LOS DIAS INTERMINABLES
A las 5.50 de la mañana del pasado sábado 23, Celso Parra barría la vereda del Hospital San Juan de Dios, en San Fernando —una ciudad con menos de 40 mil habitantes, un par de cines y un ritmo de vida netamente provinciano—, mientras, adentro, dormían ocho de los sobrevivientes de la tragedia. Una mueca casi cómica le surcaba el rostro; musitaba algunas palabras ininteligibles. Cuando vio a los hombres de Siete Días bajar del automóvil con el que viajaran desde Santiago no pareció sorprenderse.
—Buenas —dijo calmosamente.
Inmediatamente, cruzó la escoba a lo ancho de la puerta de entrada y, suave "pero firmemente, afirmó:
—No se puede entrar; están descansando.
En realidad, toda la ciudad parecía conmovida desde la tarde anterior. El deambular periodístico se inició allí, con recorridas infructuosas —al principio— hasta el Regimiento de Infantería Número 9 o la Intendencia local, donde Guillermo Sepúlveda, un socialista que comanda los asuntos del pueblo, llevaba casi cuarenta horas sin dormir.
Ubicada a 134 kilómetros al Sur de Santiago, San Fernando, capital de la provincia de Colchagua —unos 90 mil habitantes—, se había sobresaltado al conocerse la noticia de que el arriero Sergio Catalán Martínez había tomado contacto con dos famélicos sobrevivientes del avión uruguayo que partiera el 12 de octubre desde Montevideo rumbo a Santiago de Chile. La máquina, un Fairchild —versión norteamericana del Fokker F-27—, partió a las 8.05 de aquel día, portando a un nutrido grupo de deportistas y simpatizantes del equipo uruguayo de rugby Old Christians, para disputar un torneo relámpago en el país trasandino. Piloteado por el coronel Julio César Ferradás —un veterano con 5.117 horas de vuelo y 29 cruces de la Cordillera—, el aparato sólo tenía 729 horas de actividad, ya que era modelo 1969: un bimotor turbohélice conceptuado como avión excelente y con 5 horas de autonomía de vuelo, capacidad para 48 pasajeros y una velocidad media de alrededor de 460 kilómetros por hora.
Aquellos muchachos que contactara el resero, sin embargo, no eran desconocidos para la población sanfernandeña.
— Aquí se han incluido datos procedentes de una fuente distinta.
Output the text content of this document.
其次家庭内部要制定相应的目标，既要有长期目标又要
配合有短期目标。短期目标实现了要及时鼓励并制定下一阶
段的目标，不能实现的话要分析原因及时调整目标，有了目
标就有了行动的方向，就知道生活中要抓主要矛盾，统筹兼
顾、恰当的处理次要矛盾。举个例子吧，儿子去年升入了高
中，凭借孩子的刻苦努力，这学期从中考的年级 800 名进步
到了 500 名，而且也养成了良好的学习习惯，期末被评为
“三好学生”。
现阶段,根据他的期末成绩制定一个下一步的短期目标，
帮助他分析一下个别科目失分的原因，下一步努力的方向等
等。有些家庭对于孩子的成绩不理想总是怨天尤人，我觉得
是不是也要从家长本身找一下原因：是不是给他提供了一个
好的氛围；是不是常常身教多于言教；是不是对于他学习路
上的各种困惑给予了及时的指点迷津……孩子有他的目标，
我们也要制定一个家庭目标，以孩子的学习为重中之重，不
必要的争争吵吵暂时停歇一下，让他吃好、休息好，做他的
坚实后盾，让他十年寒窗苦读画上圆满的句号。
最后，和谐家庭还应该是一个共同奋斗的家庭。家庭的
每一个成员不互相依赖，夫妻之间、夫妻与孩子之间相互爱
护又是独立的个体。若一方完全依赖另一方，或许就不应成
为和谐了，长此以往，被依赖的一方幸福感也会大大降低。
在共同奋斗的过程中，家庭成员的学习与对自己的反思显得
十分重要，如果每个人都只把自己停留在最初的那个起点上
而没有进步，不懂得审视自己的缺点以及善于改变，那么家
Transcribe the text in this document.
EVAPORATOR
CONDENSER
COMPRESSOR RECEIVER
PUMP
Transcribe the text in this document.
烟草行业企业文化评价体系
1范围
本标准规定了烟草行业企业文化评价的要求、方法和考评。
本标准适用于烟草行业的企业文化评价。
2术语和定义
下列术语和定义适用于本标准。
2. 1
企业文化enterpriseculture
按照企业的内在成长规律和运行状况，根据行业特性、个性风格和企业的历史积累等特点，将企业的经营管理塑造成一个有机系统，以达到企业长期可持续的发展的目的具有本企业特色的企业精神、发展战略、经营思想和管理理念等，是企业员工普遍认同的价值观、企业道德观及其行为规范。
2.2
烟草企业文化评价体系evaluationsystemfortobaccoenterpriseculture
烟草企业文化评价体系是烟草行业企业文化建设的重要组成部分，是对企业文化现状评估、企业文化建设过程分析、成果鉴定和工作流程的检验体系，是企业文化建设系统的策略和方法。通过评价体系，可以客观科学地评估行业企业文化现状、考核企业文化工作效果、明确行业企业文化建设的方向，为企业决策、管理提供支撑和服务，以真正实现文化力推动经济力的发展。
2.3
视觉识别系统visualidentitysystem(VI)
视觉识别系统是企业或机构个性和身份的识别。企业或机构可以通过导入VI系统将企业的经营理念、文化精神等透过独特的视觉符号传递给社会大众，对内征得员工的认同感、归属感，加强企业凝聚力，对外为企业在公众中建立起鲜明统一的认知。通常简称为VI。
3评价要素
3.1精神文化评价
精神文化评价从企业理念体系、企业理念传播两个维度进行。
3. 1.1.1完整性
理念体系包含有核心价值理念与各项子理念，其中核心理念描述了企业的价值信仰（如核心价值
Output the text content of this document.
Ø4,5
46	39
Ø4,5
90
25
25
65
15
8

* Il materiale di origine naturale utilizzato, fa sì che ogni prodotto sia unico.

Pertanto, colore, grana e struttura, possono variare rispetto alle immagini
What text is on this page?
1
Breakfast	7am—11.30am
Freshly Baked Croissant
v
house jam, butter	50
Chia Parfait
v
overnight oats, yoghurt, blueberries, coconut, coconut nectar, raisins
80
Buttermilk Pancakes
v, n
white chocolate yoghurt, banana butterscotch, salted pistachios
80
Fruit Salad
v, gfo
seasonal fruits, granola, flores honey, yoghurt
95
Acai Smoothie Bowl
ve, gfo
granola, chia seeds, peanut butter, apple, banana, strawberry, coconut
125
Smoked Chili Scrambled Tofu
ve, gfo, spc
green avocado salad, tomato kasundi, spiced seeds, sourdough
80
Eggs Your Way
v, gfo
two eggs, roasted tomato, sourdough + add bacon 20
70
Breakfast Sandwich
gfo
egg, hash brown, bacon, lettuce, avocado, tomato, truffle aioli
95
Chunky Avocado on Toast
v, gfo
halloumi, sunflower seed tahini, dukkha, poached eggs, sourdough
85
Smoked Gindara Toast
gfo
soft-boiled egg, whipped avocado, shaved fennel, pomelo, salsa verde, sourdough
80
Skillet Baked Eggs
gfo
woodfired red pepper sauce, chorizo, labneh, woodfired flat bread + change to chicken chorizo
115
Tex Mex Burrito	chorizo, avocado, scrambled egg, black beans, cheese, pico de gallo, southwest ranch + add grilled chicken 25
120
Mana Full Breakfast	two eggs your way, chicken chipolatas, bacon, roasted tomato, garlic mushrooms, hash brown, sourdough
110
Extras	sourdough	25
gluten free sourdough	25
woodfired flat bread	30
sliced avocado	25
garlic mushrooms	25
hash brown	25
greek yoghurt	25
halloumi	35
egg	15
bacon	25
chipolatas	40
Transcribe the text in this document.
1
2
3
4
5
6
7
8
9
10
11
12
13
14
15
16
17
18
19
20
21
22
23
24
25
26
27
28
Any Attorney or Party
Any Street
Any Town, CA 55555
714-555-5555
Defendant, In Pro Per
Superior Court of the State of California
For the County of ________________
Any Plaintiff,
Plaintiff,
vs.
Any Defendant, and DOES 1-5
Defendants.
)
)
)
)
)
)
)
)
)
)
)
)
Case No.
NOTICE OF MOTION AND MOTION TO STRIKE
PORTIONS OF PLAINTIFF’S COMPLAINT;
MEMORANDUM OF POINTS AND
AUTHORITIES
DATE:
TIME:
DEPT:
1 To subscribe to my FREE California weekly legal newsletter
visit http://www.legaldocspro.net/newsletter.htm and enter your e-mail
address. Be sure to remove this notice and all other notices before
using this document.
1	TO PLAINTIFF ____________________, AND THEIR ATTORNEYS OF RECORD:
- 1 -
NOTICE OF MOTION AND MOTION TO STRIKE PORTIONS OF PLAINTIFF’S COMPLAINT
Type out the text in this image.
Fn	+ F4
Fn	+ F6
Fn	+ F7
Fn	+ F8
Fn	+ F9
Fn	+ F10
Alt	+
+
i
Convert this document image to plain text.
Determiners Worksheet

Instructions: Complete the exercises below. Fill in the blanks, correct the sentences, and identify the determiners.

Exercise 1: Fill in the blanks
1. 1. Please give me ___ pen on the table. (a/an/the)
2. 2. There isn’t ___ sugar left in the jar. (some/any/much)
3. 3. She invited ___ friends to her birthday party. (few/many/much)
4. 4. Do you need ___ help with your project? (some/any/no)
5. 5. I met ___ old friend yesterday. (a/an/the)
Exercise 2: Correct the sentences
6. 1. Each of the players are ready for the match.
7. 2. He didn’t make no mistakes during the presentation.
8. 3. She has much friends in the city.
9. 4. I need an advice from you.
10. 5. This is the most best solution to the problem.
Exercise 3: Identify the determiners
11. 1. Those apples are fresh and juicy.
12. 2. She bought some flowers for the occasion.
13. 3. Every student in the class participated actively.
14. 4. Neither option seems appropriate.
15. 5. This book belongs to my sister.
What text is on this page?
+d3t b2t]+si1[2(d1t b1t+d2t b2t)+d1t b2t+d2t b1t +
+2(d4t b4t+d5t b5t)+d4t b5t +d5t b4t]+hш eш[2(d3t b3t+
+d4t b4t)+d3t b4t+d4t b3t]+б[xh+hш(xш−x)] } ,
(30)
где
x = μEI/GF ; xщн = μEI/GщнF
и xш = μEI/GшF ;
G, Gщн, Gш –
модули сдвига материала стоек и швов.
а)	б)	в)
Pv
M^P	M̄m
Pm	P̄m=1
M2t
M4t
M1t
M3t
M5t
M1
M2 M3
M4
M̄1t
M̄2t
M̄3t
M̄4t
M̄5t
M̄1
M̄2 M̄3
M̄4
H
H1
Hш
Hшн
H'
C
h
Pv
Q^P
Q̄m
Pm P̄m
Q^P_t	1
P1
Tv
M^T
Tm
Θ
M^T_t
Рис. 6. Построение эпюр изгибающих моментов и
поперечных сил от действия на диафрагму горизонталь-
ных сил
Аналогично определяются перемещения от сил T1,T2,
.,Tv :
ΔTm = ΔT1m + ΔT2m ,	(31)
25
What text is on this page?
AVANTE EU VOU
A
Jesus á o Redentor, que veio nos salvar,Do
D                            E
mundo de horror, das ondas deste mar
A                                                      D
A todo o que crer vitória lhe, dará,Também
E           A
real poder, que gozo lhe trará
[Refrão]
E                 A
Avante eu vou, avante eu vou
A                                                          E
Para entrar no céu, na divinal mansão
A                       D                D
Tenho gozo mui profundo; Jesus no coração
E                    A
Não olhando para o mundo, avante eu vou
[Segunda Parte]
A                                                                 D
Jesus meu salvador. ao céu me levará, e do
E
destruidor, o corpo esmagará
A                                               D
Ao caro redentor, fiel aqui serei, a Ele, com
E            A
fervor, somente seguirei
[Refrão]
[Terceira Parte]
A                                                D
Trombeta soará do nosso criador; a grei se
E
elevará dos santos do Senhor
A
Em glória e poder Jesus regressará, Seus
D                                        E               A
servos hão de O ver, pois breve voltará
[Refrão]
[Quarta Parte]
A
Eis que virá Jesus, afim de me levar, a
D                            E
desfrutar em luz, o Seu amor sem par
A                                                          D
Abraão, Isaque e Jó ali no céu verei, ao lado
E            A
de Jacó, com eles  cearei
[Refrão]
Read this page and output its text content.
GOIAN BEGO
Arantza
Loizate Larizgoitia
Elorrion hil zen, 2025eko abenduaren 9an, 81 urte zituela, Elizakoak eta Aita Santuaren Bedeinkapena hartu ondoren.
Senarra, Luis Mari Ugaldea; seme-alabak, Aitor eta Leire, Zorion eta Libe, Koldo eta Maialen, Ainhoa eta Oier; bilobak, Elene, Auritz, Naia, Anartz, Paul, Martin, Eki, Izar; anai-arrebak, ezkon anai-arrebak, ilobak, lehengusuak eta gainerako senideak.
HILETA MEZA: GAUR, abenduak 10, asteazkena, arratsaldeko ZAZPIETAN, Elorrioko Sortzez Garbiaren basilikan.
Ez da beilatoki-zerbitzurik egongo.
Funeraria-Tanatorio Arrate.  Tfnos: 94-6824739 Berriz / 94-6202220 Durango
Es que los 45 pasajeros —5 de ellos, tripulantes—, jóvenes de una edad promedio de 23 años desde el 13 de octubre se habían convertido en triste noticia: sólo se sabía desde entonces que, no muy lejos de la ciudad, en las montañas, los restos del avión podían haberse convertido en fría tumba para todos.
Las noticias —tétricas— habían ganado el ánimo de todos. El continuo deambular —desde el día del accidente— de padres esperanzados (ver recuadro) no le había cambiado la fisonomía a la capital colchagüeña. Empero, la tragedia había permitido enredar versiones contradictorias con hechos sorprendentes: tanto las misas aparentemente prematuras que hicieron oficiar los equipos de Old Boys y del combinado de Santiago de rugby —en la Parroquia del Golf (Nuestra Señora de los Ángeles, en la capital chilena)—, como el recuerdo de Dante Lagurara, copiloto de la máquina siniestrada, que según recordaron los memoriosos montevideanos, ya en 1963 había protagonizado un accidente aéreo (colisión de dos máquinas en vuelo). Entonces se había salvado milagrosamente al lanzarse en paracaídas.
Desde mediados de octubre todo parecía perdido, y hasta olvidado. El rescate oficial se había suspendido y todo dependía de la voluntad de algunos padres de las víctimas, alentados por la infatigable vehemencia del pintor uruguayo Carlos Páez Vilaró —padre de uno de los jugadores— acaso impulsado a su vez por las conjeturas de un parapsicólogo holandés (ver recuadros respectivos).

DIA DE EUFORIA Y SAUDADES
Durante toda una jornada, Siete Días pudo revivir junto a protagonistas y familiares, las circunstancias dramáticas en que se desenvolvió el proceso agotador que culminó con el rescate de las víctimas que alcanzaron a sobrevivir. Uno de ellos, Roberto Canessa Urta, en largo diálogo con Siete Días, pormenorizó aún más su experiencia, en medio de una batahola de saludos, abrazos, efusividades. vivas y prohibiciones de los médicos del hospital.
"Tuvimos que sacar medio metro de nieve —dijo, quedamente, con sombras de pena en los ojos, como evocando un feo sueño—, para que entrara luz. La luz era fundamental para nosotros, una forma rara de felicidad. Y como el avión estaba inclinado, teníamos que pasar casi todo el día en una posición también inclinada, porque no cabíamos muy bien. Durante las noches nos cuidábamos, nos abrazábamos en la oscuridad, siempre en la misma posición, tratando de escuchar la respiración del de al lado".
—¿Cómo vencieron a la desesperación, Roberto? ¿Cómo no cundió el pánico?
—Mirá, hubo momentos de desesperación. pero no llegamos al pánico porque siempre supimos y sabemos que el pánico es totalmente inconducente. Puede ser que en el momento del alud hubiera un poco de terror, pero nadie quiso salir a correr porque sí. Lo que hicimos fue tratar de salvar a los compañeros. Yo me hundí y creí que me moría, no podía respirar. Pero sentí que alguien escarbaba la nieve y me rescataba. Más que pánico, lo que sentíamos era la desesperación por no dar abasto. Igual que cuando escuchamos que se terminaba la búsqueda; fue muy bravo eso, y ahí tomamos conciencia de que salir gritando por la nieve no tenía sentido. Debimos serenarnos más que nunca.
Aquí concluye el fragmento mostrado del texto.